OregganO and I were continuing with our stoop activities: drinking, observing and chatting it up, when we noticed a vehicle pull up in front of my neighbor’s house. It wasn’t a car we recognized and, within no time, they were dealing drugs. We notified authorities, however, the dealers were well on their way to other deals. We apologized to dispatch and told them we would have called sooner had we known they were dealing drugs, but we didn’t know. We had no idea drug deals we’re on the evening menu.

All of this activity was a bit overwhelming for us so I pulled out some items I received in a surprise package today via the United States Postal System. OregganO was proper impressed. I reminded her, “pink end out.” As we each had one in our mouth I told her, “It has been at least fifteen years since I’ve had a candy cigarette. I used to love these. I even wrote a poem about it.” I opted not to read it then – we’d already had our fair share of non-menu items.

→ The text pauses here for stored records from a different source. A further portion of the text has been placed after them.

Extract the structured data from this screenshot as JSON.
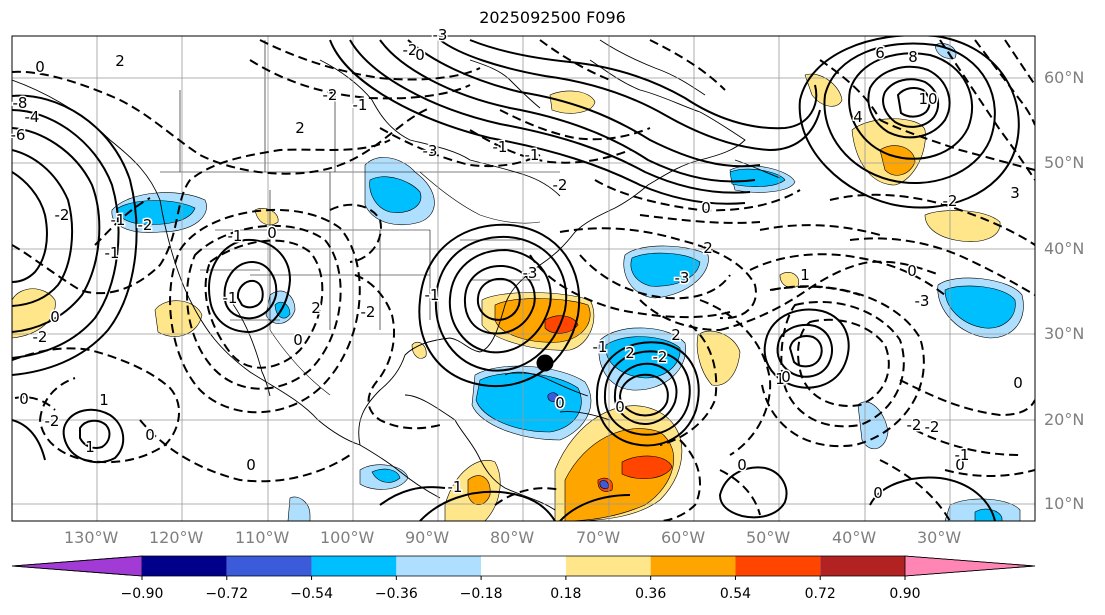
{
  "title": "2025092500 F096",
  "map": {
    "projection": "Mercator",
    "extent_lon": [
      -140,
      -20
    ],
    "extent_lat": [
      7,
      66
    ],
    "gridlines": true,
    "storm_marker": {
      "lon": -78.5,
      "lat": 26.8
    }
  },
  "lon_labels": [
    "130°W",
    "120°W",
    "110°W",
    "100°W",
    "90°W",
    "80°W",
    "70°W",
    "60°W",
    "50°W",
    "40°W",
    "30°W"
  ],
  "lat_labels": [
    "10°N",
    "20°N",
    "30°N",
    "40°N",
    "50°N",
    "60°N"
  ],
  "contour_labels": [
    "2",
    "0",
    "0",
    "-6",
    "-8",
    "-4",
    "-2",
    "-1",
    "-2",
    "-3",
    "-2",
    "0",
    "-3",
    "-1",
    "-1",
    "-2",
    "2",
    "-1",
    "-1",
    "-2",
    "0",
    "-2",
    "0",
    "-2",
    "6",
    "8",
    "10",
    "4",
    "-2",
    "3",
    "-3",
    "0",
    "2",
    "1",
    "-3",
    "0",
    "1",
    "0",
    "-2",
    "2",
    "0",
    "-1",
    "-3",
    "-1",
    "0",
    "0",
    "-2",
    "-1",
    "-1",
    "2",
    "0",
    "1",
    "1",
    "0",
    "-1",
    "-2",
    "0",
    "0",
    "-1",
    "0",
    "-2",
    "2",
    "0"
  ],
  "colorbar": {
    "colors": [
      "#a23bd6",
      "#00008b",
      "#3b5bdb",
      "#00bfff",
      "#aedfff",
      "#ffffff",
      "#ffe68a",
      "#ffa500",
      "#ff4500",
      "#b22222",
      "#ff85b4"
    ],
    "ticks": [
      "−0.90",
      "−0.72",
      "−0.54",
      "−0.36",
      "−0.18",
      "0.18",
      "0.36",
      "0.54",
      "0.72",
      "0.90"
    ],
    "extend": "both"
  }
}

3 thoughts on “Not on the menu”

  1. omg your neighborhood is just full of suprises!!! wonder if those guys would’ve waved back…. should have invited them over for some wine!! good thing you were the better neighbor unlike “CREEPY MAN WITH MOUSTACHE WIFE” and actually took action!!! cant wait to see you!! ttyl

  2. We definitely should have tried waving, mabye shouting out a little “holla!”

    Inviting them for wine might have been a good idea. They might not have been as creepy and creepy man with moustache wife.

    Looking forward to seeing you too.

    I haven’t cut up the tree branch yet…..waiting for the right person to come along…….with a chainsaw.